Let’s take an example.

You can have very simple view of a stock. ‘From current market price, it will go up’. Now how do you pick a tool? If you have a small account (read: less than a few lacs) it is best to stick to cash market. But lets say you have enough money in your account to play around. If you still want to keep the risk low, you can simply buy the stock. If you want to use some leverage to make more money on the same trade and in return can afford to lose a little more money if the trade goes wrong, then you can buy a futures contract. Options are a little more complicated. You can buy a call or sell a put. You can create vertical, horizontal, diagonal or ratio spreads to create suitable risk reward profile. These are all tools.

We don’t decide what furniture we want in our living room by looking at our toolkit first. Which in this case would contain only hammer and severely limit your options (pun intended).

In my case I prefer to express my views in terms of support-resistance or supply-demand levels. One of my views is that we wont see 9000 on the downside or 12500 on the upside for a couple of months in NIFTY. Then the simplest tool would be a short strangle or an iron condor. Another example is ‘NESTLE would be a good pick for a long term portfolio at current price’. Since its a long term bet, venturing into derivatives would be too risky so simply buying a stock would be better. I won’t have to check the movement everyday and no matter what happens I wont lose more than I have put into the stock. Which, by-the-way, can happen in derivatives.

So design your sofa first. Then go pick your hammers and chisels.

The perspective

Every time a stock hits its lifetime high, the social media starts buzzing with lines such as ‘Just 3 Lac invested in XYZ-MULTIBAGGER company in the year LISTEDDATE would have been equal to YOUCOULDHAVEBEENRICHB*TCH today!’.

When I was a newbie in the markets and came across such tweets, I felt my parents (and by extension me) missed their opportunity of being filthy rich.

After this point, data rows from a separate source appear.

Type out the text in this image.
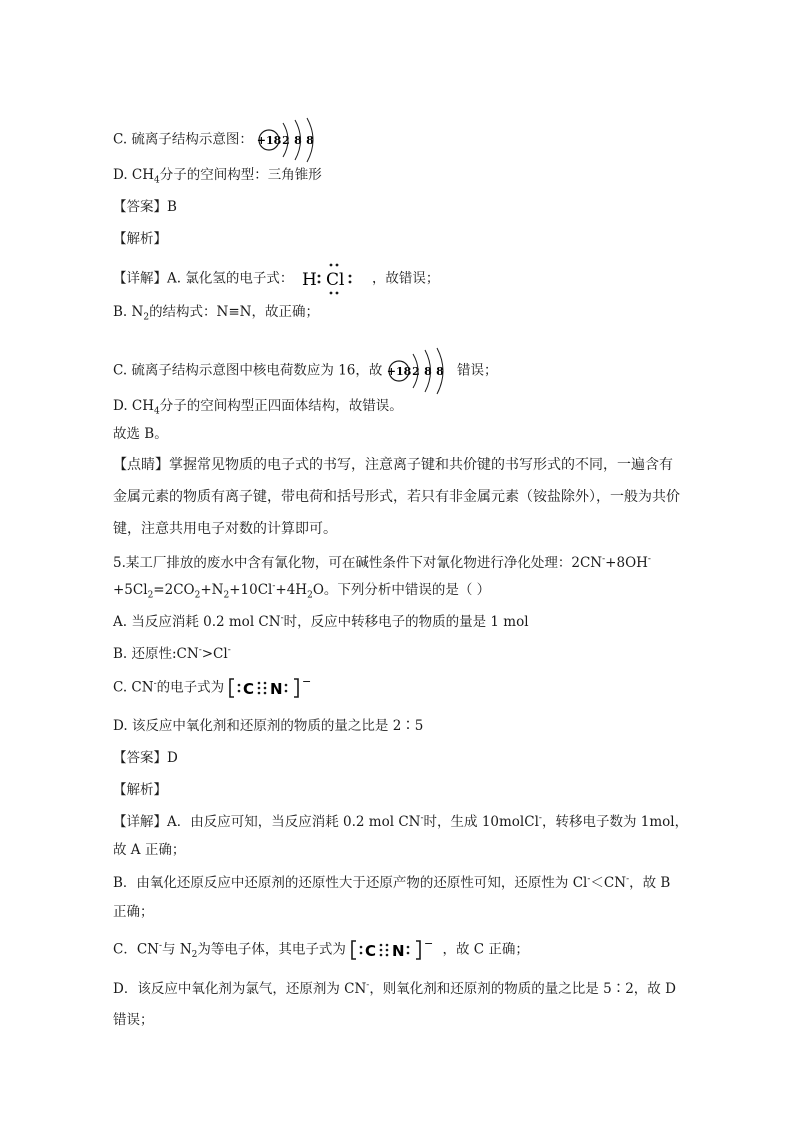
C. 硫离子结构示意图： +18 2 8 8
D. $CH_4$分子的空间构型：三角锥形
【答案】B
【解析】
【详解】A. 氯化氢的电子式： H Cl ，故错误；
B. $N_2$的结构式：N≡N，故正确；
C. 硫离子结构示意图中核电荷数应为 16，故 +18 2 8 8 错误；
D. $CH_4$分子的空间构型正四面体结构，故错误。
故选 B。
【点睛】掌握常见物质的电子式的书写，注意离子键和共价键的书写形式的不同，一遍含有
金属元素的物质有离子键，带电荷和括号形式，若只有非金属元素（铵盐除外），一般为共价
键，注意共用电子对数的计算即可。
5.某工厂排放的废水中含有氰化物，可在碱性条件下对氰化物进行净化处理：2CN-+8OH-
$+5Cl_2=2CO_2+N_2+10Cl^-+4H_2O$。下列分析中错误的是（ ）
A. 当反应消耗 0.2 mol CN-时，反应中转移电子的物质的量是 1 mol
B. 还原性:CN->Cl-
C. CN-的电子式为 C N −
D. 该反应中氧化剂和还原剂的物质的量之比是 2∶5
【答案】D
【解析】
【详解】A．由反应可知，当反应消耗 0.2 mol CN-时，生成 10molCl-，转移电子数为 1mol，
故 A 正确；
B．由氧化还原反应中还原剂的还原性大于还原产物的还原性可知，还原性为 Cl-＜CN-，故 B
正确；
C．CN-与 $N_2$为等电子体，其电子式为 C N − ，故 C 正确；
D．该反应中氧化剂为氯气，还原剂为 CN-，则氧化剂和还原剂的物质的量之比是 5∶2，故 D
错误；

But once I became a little used to the stocks and their erratic behavior, I realized how smart, albeit unknowingly, my parents were. Let us talk about one of the poster children of such multibagger returns; MRF. Since its listing in the year 1999, it has increased by approximately 4500%. I will throw one line as well. Just one lac invested in this stock back then would have been 45 lac today. But here’s the detail I missed. back then access to markets was not as straight forward as it is today. The maze of brokers, sub brokers and market operators would have been very difficult to navigate for someone like my parents. Not being savvy about financial world, they would have relied on the recommendations of their broker. And we all know how shady that business was for small investors back then.

And looking at MRF today and talking about how great that investment would have been is the epitome of hindsight bias. What if you had invested the same one lac in reliance power? It would have been equal to one thousand. Yes that’s right. 99% of your capital would have been lost in ether. There are countless other stocks which were trading at 1600 once and now quote at 1.6 rs. Many have completely vanished altogether.

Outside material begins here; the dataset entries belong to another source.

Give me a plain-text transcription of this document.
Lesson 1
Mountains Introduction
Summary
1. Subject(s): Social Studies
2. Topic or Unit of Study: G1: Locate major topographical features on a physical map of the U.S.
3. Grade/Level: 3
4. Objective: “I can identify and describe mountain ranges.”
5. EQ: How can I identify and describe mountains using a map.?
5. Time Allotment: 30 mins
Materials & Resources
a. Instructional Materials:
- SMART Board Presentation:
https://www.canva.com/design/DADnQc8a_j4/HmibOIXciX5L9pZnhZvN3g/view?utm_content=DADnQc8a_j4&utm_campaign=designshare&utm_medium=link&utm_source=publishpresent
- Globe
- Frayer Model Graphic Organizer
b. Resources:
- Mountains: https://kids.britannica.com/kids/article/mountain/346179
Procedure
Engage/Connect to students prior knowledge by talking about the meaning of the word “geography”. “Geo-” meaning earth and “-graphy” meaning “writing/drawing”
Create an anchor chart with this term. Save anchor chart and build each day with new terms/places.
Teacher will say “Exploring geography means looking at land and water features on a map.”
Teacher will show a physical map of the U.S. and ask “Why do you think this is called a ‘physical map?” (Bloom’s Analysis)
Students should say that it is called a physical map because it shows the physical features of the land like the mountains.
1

There were some logistical issues as well. Shares were issued in physical format, the settlement period was long, minimum margin requirement with the broker was high, etc.

Many can’t afford MRF today. At the CMP of almost 64000 rs, it remains the most expensive stock listed in the Indian markets. When it was listed, it traded at around 2000 rs. But remember in the year ’99, 2000 rs was more than what many people earned in a month.

We all revere Warren Buffet as one of the greatest investors of all time. One of his commandment clearly states that you should only invest within your circle of competence. Tech companies were out of his. Stock market was out of my parents’ and of many contemporary of theirs. So they did what they understood; LIC, PPF, real estate and gold. Is it the optimum portfolio allocation by modern portfolio constructions standards? Not by a mile. But at least they didn’t lose their sleep over what market did…

Disclaimer – The names of the companies are for illustration purposes only.